Zmiana krotności jest zazwyczaj obliczana przez average of group 2/ average of group 1. Dam ci dowód, w http://seqanswers.com/forums/showthread.php?t=49101 , autor DESeq2 napisał:
(average in group2)/(average in group1)
Pytanie brzmi: dlaczego miałbyś chcesz to zrobić? Istnieją dobre pakiety Bioconductor, które mogą to zrobić za Ciebie. Na przykład DESeq2 stosuje metody zmniejszania do zmian zwinięcia. Surowa zmiana zwinięcia to , a nie dostarcza informacji w bioinformatycznej analizie statystycznej, ponieważ nie odnosi się do poziomu ekspresji (i wariancji) genu. Geny o wysokiej i niskiej ekspresji mogą spowodować tę samą zmianę, a ty nie chcesz, aby tak się stało.
Komentarze
- dziękuję dużo. właściwie to już godzina i godzina próbowałem wyjaśnić, czego chcę. to daje mi właściwą ścieżkę. Bardziej interesuje mnie zrobienie tego samemu niż kliknięcie na pakiet wygląda na trochę czarną skrzynkę. czy można mi podać wyjaśnienie, na przykład, w jaki sposób obliczają wartość p dla tej zmiany fałdu? czy wiesz?

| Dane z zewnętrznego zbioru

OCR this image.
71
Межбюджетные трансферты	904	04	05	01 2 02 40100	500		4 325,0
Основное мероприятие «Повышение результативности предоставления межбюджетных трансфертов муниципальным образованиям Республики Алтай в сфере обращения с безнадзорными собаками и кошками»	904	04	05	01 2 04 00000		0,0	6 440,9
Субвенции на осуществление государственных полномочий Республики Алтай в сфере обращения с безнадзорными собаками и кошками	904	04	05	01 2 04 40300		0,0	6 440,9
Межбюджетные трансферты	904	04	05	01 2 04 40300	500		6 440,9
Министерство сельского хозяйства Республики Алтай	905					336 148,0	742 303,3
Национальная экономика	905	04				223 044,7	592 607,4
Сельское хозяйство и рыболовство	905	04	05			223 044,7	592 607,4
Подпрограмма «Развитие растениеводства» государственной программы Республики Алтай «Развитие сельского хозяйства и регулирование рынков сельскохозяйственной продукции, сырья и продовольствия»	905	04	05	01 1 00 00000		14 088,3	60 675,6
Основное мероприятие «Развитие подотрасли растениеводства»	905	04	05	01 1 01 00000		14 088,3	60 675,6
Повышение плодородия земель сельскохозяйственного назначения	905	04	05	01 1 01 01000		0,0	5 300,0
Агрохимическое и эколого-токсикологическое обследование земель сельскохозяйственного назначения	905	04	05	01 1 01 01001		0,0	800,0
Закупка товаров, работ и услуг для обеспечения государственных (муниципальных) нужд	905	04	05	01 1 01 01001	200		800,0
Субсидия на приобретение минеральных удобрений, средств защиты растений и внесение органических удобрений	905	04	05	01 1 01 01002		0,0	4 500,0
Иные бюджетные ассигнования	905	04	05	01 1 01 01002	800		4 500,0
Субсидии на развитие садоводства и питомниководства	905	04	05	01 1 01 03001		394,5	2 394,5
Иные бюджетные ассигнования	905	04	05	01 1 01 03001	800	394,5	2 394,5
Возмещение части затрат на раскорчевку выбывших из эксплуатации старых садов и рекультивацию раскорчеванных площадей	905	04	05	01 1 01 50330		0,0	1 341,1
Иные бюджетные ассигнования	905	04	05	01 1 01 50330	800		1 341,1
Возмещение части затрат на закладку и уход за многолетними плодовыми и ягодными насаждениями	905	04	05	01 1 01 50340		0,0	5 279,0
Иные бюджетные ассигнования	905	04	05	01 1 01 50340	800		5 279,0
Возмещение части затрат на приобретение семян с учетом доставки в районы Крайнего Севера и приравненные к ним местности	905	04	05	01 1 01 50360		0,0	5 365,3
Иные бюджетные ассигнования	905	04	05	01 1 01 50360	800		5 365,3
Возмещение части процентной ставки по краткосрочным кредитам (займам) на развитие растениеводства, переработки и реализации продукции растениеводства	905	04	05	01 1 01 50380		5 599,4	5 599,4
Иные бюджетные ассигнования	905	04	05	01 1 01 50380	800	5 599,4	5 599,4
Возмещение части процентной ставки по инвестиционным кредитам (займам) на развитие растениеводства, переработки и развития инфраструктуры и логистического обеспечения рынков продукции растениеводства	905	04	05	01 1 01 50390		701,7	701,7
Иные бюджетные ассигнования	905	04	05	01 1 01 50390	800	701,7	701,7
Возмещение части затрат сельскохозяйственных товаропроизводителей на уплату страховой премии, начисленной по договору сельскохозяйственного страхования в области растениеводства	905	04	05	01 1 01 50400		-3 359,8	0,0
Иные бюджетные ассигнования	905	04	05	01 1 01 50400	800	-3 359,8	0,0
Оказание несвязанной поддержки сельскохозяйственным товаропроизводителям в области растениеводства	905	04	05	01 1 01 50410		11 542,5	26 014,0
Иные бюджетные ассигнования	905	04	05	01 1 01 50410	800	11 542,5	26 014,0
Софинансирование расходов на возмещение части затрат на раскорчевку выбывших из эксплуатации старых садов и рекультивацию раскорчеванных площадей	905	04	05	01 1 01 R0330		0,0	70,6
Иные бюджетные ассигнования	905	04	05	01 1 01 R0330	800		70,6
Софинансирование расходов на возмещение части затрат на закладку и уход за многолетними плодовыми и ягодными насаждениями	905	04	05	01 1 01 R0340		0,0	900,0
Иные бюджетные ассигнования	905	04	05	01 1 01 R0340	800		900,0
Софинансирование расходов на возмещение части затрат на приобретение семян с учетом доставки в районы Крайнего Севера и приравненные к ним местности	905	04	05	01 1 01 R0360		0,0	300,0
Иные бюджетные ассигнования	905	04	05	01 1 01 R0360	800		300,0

- @NikBernou W pewnym sensie wiem. Ale czy możesz zaakceptować odpowiedź, jeśli to pomoże, a następnie rozpocząć nową To pokaże Twoje uznanie i ludzie będą w stanie pomóc Ci bardziej.
- @NikBernou Myślę, że lepiej będzie, jeśli użyjesz wysoko rozwiniętych, zaawansowanych pakietów, takich jak DESeq2, i poświęcisz trochę wysiłku, aby zrozumieć, na co takie " czarne skrzynki " faktycznie robią. Próba ponownego wymyślenia takich programów jest trudna i podatna na błąd. Możesz również zbadać kod, aby zobaczyć, jak autorzy programu radzą sobie z takimi kwestiami, jak wartości p.
- @EdM Zgadzam się, ale trudno jest przejść przez pakiet, jeśli go nie napisałeś. brakuje większości dokumentacji, więc nie rozumiem, co jest naprawdę bólem. Zgadzam się, że takie pakiety są budowane dla tych, którzy nie mają wiedzy programistycznej i dlatego próbuję stworzyć coś samodzielnie, co w pełni rozumiem. Na przykład, czy możesz mi powiedzieć, dlaczego DESeq2 działa na wartościach licznikowych, a nie na ciągłych? widzisz, jest to czarna skrzynka
- @EdM Obliczanie zmiany zagięcia nie jest trudnym obliczeniem. DESeq2 jest przeznaczony dla określonego rodzaju danych.Nie jest to ogólne narzędzie statystyczne. I zawsze dobrze jest znać podstawowe statystyki / matematykę zamiast po prostu klikać niektóre przyciski.